By weakening institutions, Bukele is able to concentrate power and reduce constraints on executive. In September 2021, he attempted to amend Salvadorian Constitution, and one proposed change would extend presidential term limits. This suggests his desire to concentrate power. In 2022, he declared state of emergency in El Salvador to sweep off gangs in the country through armed forces. By his declaration, homicide rates have dropped dramatically. Because his anti-gang policies appear to have improved public security, many Salvadorans support Bukele. However, he did not use these forces only to gangs. He also arrested opponents and lawyers who criticized Bukele and the government in El Salvador. Because of this violence, many journalists and lawyers were afraid of him and decided to leave the country. His violence weakened critical force. 

These actions reflect both traditional and contemporary authoritarian tactics, including emergency rule, the silencing of dissidents, attacks on institutional checks, and the manipulation of judicial power. Lastly, he created his image as a savior for the people. Through social media, he referred himself as ‘ the coolest dictator in the world’ and even mocked opponents to attract attention from many young voters. This explains how strategically he is collecting voters through social media and populism speeches. By weakening civil society and public criticism, Bukele makes it harder for civil society to sustain social foundations for polyarchy (a concept introduced by Dahl in 1972).

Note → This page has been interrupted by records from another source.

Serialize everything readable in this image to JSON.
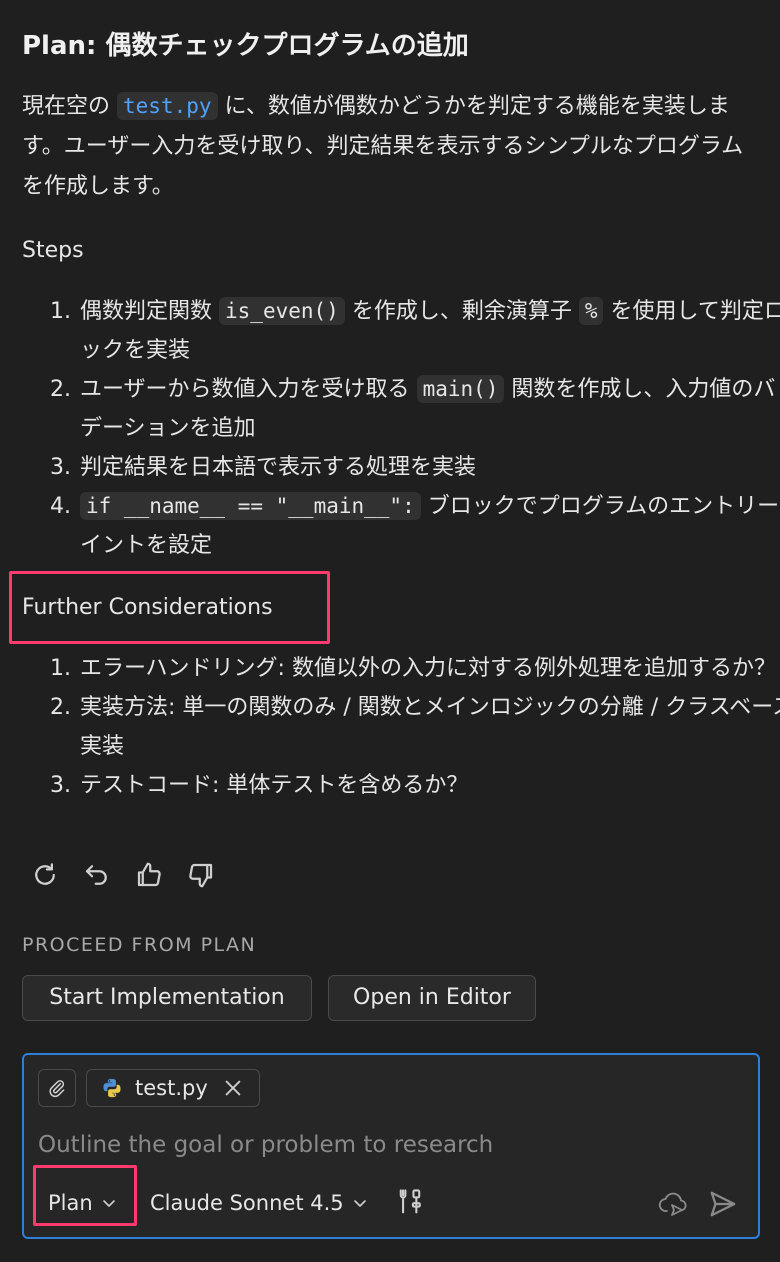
{
  "plan": {
    "title": "Plan: 偶数チェックプログラムの追加",
    "intro_before": "現在空の",
    "intro_file": "test.py",
    "intro_after": "に、数値が偶数かどうかを判定する機能を実装します。ユーザー入力を受け取り、判定結果を表示するシンプルなプログラムを作成します。"
  },
  "steps": {
    "heading": "Steps",
    "items": [
      {
        "a": "偶数判定関数",
        "code1": "is_even()",
        "b": "を作成し、剰余演算子",
        "code2": "%",
        "c": "を使用して判定ロジックを実装"
      },
      {
        "a": "ユーザーから数値入力を受け取る",
        "code1": "main()",
        "b": "関数を作成し、入力値のバリデーションを追加"
      },
      {
        "a": "判定結果を日本語で表示する処理を実装"
      },
      {
        "code1": "if __name__ == \"__main__\":",
        "b": "ブロックでプログラムのエントリーポイントを設定"
      }
    ]
  },
  "considerations": {
    "heading": "Further Considerations",
    "items": [
      "エラーハンドリング: 数値以外の入力に対する例外処理を追加するか？",
      "実装方法: 単一の関数のみ / 関数とメインロジックの分離 / クラスベースの実装",
      "テストコード: 単体テストを含めるか？"
    ]
  },
  "actions_icons": [
    "refresh-icon",
    "undo-icon",
    "thumbs-up-icon",
    "thumbs-down-icon"
  ],
  "proceed": {
    "label": "PROCEED FROM PLAN",
    "start_button": "Start Implementation",
    "open_button": "Open in Editor"
  },
  "composer": {
    "file_chip": "test.py",
    "placeholder": "Outline the goal or problem to research",
    "mode": "Plan",
    "model": "Claude Sonnet 4.5"
  },
  "colors": {
    "background": "#1f1f1f",
    "accent_blue": "#2f7fd8",
    "highlight_pink": "#ff3a6e",
    "file_link": "#4fa3ff"
  }
}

These patterns closely match the authoritarian methods discussed in class. As he destroys horizontal accountability (accountability between executive, legislative, and judicial power), eliminates opponents, and manipulates public, Salvadorians are experiencing democracy backsliding (as explained in Bermeo’s 2016 article) and erosion simultaneously. Bukele’s attempt to centralize power clearly reflects authoritarianism. By analyzing El Salvador’s democracy, I realized that free and fair elections are not sufficient for democracy. Not only having fair and free elections, remaining good conditions for institutions is one of the most crucial thing for better democracy because institutions are the ones that keep checking and balancing power of the president. Institutions are the last barriers to stop authoritarianism and means of protecting democracy. However in El Salvador, Bukele is using these institutions as tools for reinforcing private political power. In other words, Bukele is destroying ‘Horizontal Accountability’. Executive, legislative, and judicial power must check each other to keep maintaining balance and create accountability inside the nation. However, by neutralizing legislative and judicial power, Bukele makes it difficult for El Salvador to sustain horizontal accountability. This lack of accountability gives executive power ultimate access upon nation. This concentration of power opens a path to democratic erosion. 

Another essential element for protecting democracy is ‘existence of opponents’. I think removing and diminishing opponents could be enormously dangerous since it makes authoritarian continue to enhance ultimate authority in the nation. Without opponents, there are no balances between power. As I end looking at El Salvador’s democracy, I wonder what might happen in the next several years. Maybe when the conflicts become to grow and reach the tipping point, the governments might use armed forces to oppress protesters. And this causes deep and never-ending democracy erosion in El Salvador. To prevent this democratic erosion, the first essential thing is protecting institutions by sustaining horizontal accountability. Next thing is to keep opposition expressing their voice. Elections alone do not fully guarantee that democracy is safe. Along with elections, checking and balances in power, and having opponents who properly reflect public’s voice make democracy possible.